Revenue service on the Danville and Pottsville Railroad commenced by 1834 over a completed 13-mile segment between Pottsville and Tuscarora. This service used strap rail laid on timber stringers and was powered by horse-drawn cars, with modest coal shipments and occasional passenger traffic.

By 1838, the physical condition of the line had deteriorated. According to contemporary accounts, the Pottsville-to-Tuscarora segment remained in service, but only about 20 miles of track near Shamokin and Sunbury were actively used. Portions near Girardville and Ashland were incomplete or abandoned. Structural settling was so severe that wooden shoring had to be added to the original masonry piers.

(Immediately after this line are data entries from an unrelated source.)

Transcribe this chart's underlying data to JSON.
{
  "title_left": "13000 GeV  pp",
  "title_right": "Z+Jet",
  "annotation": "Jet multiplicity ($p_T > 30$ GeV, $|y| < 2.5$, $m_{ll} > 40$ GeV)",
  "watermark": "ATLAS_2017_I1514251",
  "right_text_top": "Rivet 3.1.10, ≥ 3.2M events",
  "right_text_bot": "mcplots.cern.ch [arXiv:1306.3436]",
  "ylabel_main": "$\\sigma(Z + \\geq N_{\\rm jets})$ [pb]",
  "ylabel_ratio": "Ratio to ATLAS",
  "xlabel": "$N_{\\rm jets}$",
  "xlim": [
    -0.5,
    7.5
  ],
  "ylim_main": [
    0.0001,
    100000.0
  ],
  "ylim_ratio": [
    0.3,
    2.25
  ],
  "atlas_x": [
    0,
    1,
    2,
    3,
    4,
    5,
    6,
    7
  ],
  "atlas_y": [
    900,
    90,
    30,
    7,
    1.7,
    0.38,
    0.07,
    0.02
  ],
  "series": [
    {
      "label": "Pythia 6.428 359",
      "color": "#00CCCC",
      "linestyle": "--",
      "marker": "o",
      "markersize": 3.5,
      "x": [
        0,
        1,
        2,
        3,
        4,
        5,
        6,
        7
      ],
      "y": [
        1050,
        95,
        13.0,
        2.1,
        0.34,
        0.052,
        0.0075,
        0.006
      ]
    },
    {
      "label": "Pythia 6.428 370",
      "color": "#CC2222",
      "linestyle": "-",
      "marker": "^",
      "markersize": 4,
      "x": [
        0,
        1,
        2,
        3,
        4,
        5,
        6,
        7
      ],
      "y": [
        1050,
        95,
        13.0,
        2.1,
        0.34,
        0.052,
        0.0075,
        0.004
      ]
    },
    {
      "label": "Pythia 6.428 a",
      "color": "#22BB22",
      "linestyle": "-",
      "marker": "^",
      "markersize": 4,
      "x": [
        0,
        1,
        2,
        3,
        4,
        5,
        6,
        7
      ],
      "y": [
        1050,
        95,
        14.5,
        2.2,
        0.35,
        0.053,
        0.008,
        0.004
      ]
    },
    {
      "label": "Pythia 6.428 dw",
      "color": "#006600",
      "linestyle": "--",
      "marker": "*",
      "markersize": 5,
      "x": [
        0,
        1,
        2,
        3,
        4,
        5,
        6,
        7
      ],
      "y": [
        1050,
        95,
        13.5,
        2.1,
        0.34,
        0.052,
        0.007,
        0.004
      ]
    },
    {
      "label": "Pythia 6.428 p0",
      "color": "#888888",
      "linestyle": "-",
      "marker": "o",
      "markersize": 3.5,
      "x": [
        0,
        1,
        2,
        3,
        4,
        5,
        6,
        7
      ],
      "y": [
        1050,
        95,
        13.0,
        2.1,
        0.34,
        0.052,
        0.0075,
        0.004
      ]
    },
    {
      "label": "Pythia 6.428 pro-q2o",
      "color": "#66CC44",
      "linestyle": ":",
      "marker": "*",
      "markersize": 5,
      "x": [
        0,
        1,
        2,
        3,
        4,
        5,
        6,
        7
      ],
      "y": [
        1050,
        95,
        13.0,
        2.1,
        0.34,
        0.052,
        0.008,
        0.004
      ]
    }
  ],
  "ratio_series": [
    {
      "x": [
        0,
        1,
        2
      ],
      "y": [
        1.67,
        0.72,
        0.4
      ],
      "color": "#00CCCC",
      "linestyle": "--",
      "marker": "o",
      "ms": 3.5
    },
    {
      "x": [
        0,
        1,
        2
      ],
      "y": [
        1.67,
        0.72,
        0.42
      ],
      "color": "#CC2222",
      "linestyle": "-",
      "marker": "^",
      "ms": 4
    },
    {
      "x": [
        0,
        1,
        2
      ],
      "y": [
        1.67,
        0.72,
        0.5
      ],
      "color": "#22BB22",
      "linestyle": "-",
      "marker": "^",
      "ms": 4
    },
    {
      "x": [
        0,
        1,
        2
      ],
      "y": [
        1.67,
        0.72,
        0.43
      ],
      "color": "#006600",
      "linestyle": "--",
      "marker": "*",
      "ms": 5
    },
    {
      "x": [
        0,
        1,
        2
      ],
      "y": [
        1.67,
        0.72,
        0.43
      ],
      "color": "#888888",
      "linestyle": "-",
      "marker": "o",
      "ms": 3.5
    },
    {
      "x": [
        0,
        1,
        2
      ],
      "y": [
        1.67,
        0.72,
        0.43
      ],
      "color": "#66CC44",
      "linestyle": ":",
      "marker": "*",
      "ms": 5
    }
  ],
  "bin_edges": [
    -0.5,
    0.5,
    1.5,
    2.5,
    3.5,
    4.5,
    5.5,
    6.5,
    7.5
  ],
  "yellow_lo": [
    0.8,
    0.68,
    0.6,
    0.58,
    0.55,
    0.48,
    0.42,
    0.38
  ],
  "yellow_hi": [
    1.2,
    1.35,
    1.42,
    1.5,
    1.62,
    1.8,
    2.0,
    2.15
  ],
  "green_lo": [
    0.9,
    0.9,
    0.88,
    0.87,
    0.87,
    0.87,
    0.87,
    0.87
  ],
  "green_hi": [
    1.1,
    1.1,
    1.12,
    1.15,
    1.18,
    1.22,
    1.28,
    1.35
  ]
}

The route included at least six inclined planes on the Pottsville end, a rare and ambitious feature for the time. Four ascended and two descended, and all were double-tracked to permit simultaneous haulage and descent. Some planes used stationary steam engines to assist with grades. One such plane near Pottsville was curved and featured iron-capped rails to reduce wear.

Although Edward Miller conducted survey work for the line and likely incorporated British railway practices based on his experience under Moncure Robinson, who was a leading early promoter of British methods in American railroading, Robinson himself had no documented role in the line's planning or construction.

Although later eclipsed by larger systems such as the Philadelphia and Reading and the Pennsylvania Railroad, the Danville and Pottsville Railroad remains a valuable example of early American railroading, illustrating both the technological ambition and organizational limitations that characterized pre-1840 rail ventures.